The normal bundle of a smooth rational space curve is well-known. D. Eisenbud and A. Van de Ven [Math. Ann. 256, 453-463 (1981; Zbl 0443.14015) and Invent. Math. 67, 89-100 (1982; Zbl 0492.14016)] gave a complete geometric description of the strata associated to the splitting type of the normal bundle of smooth rational space curves. – For \(g\geq 1\), one can stratify the Hilbert scheme of degree \(d\) and genus \(g\) smooth spaces curves \(C\) by the following integer \(s(N_C)\) associated to the normal bundle \(N_C\): \(s(N_C)={1\over 2}\deg N_C-\deg L_{\max}\), where \(L_{\max}\) is a maximal line subbundle of \(N_C\). If \(s(N_C)=s>0\), we say that \(N_C\) is stable with stability degree \(s\). If \(s(N_C)=s<0\), we say that \(N_C\) is unstable with instability degree \(\sigma=-s\). If \(s(N_C)=0\), \(N_C\) is semi-stable non-stable.

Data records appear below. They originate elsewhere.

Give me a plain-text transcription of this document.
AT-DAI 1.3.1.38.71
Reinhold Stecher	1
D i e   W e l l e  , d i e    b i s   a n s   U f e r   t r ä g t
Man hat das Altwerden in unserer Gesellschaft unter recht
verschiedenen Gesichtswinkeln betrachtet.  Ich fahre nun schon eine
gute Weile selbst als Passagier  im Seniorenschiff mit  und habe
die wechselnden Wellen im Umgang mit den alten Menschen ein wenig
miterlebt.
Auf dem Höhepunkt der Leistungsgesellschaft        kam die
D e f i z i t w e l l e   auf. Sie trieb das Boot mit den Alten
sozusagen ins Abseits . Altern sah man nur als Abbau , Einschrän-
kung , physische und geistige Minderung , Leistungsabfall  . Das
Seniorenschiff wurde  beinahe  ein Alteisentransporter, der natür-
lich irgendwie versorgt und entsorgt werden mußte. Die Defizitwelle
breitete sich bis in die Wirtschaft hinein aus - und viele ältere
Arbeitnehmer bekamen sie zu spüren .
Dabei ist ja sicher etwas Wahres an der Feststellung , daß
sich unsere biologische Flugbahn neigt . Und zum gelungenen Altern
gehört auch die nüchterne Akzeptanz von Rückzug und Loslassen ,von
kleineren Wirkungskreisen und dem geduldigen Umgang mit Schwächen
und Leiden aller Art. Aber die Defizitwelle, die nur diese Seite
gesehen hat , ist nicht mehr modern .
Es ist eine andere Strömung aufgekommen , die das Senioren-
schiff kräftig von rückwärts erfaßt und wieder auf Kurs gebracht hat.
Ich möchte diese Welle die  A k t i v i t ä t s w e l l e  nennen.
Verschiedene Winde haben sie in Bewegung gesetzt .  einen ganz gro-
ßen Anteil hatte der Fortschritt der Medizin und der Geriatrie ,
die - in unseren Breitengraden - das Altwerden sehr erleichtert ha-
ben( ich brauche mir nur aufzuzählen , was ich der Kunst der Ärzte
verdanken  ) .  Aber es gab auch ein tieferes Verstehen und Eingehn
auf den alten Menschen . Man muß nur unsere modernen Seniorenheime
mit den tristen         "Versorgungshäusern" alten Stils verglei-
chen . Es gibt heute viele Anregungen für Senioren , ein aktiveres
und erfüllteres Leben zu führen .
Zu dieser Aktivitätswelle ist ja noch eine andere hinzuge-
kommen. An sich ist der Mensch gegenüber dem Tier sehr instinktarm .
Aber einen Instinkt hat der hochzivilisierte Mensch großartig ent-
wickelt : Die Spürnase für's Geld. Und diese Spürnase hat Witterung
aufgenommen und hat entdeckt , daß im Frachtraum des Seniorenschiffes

Some natural questions arise. For every integer \(s\) such that \(-(d+g-4)\leq s\leq[g/2]\) does exist a smooth space curve \(C\) with \(s(N_C)=s?\) – Let \(N_{d,g}(s)\) be the stratum parametrizing the smooth space curves \(C\) of degree \(d\) and genus \(g\) with \(s(N_C)=s\). Does \(N_{d,g}(s)\) have an irreducible component of the “right” dimension?
For \(g\geq 2\) and a large \(d\) the general degree \(d\) genus \(g\) curve \(C\) has a superstable normal bundle \(N_C\), i.e. \(N_C\) is stable with stability degree \([g/2]\). For \(g=1\), by using the geometric construction of Eisenbud and Van de Ven, K. Hulek and G. Sacchiero [Arch. Math. 40, 61-68 (1983; Zbl 0492.14013)] proved that the degree \(d\) genus 1 general space curve has a semi-stable normal bundle and they found all the instability degrees \(\sigma\) that normal bundles of elliptic curves can admit.
In this paper we find a lot of smooth space curves having an unstable normal bundle. For example, if either \(g\geq 3\) and \(d\geq 4g+2\) or \(g=2\) and \(d\geq 12\), we find a degree \(d\) genus \(g\) smooth curve \(C\) in \(\mathbb{P}^3\) having an unstable normal bundle \(N_C\) with instability degree \(\sigma\), where \(1\leq\sigma\leq d-4\) (theorem 4.3, proposition 4.5, theorem 4.6). – Moreover for \(4g-2\leq\sigma\leq d-4\), we find an irreducible component of the stratum \(N_{d,g}(-\sigma)\) consisting of degree \(d\) genus \(g\) smooth space curves having an unstable normal bundle with instability degree \(\sigma\) of the right dimension, that is \(4d-g+1-2\sigma\) (theorem 4.3). Also for \(g=1\), \(d\geq 7\) and \(3\geq\sigma\leq d-4\), we can find a good irreducible component of the stratum \(N_{d,1}(-\sigma)\) of the right dimension, that is \(4d-2\sigma\). Thus we can calculate the dimension of some strata that K. Hulek and G. Sacchiero found (loc.cit.) (theorem 4.8). We use the geometric construction that D. Eisenbud and A. Van de Ven gave (loc.cit.), i.e. we use a developable ruled surface \(S_L\) containing \(C\) to describe a line subbundle \(L\) of the normal bundle \(N_C\).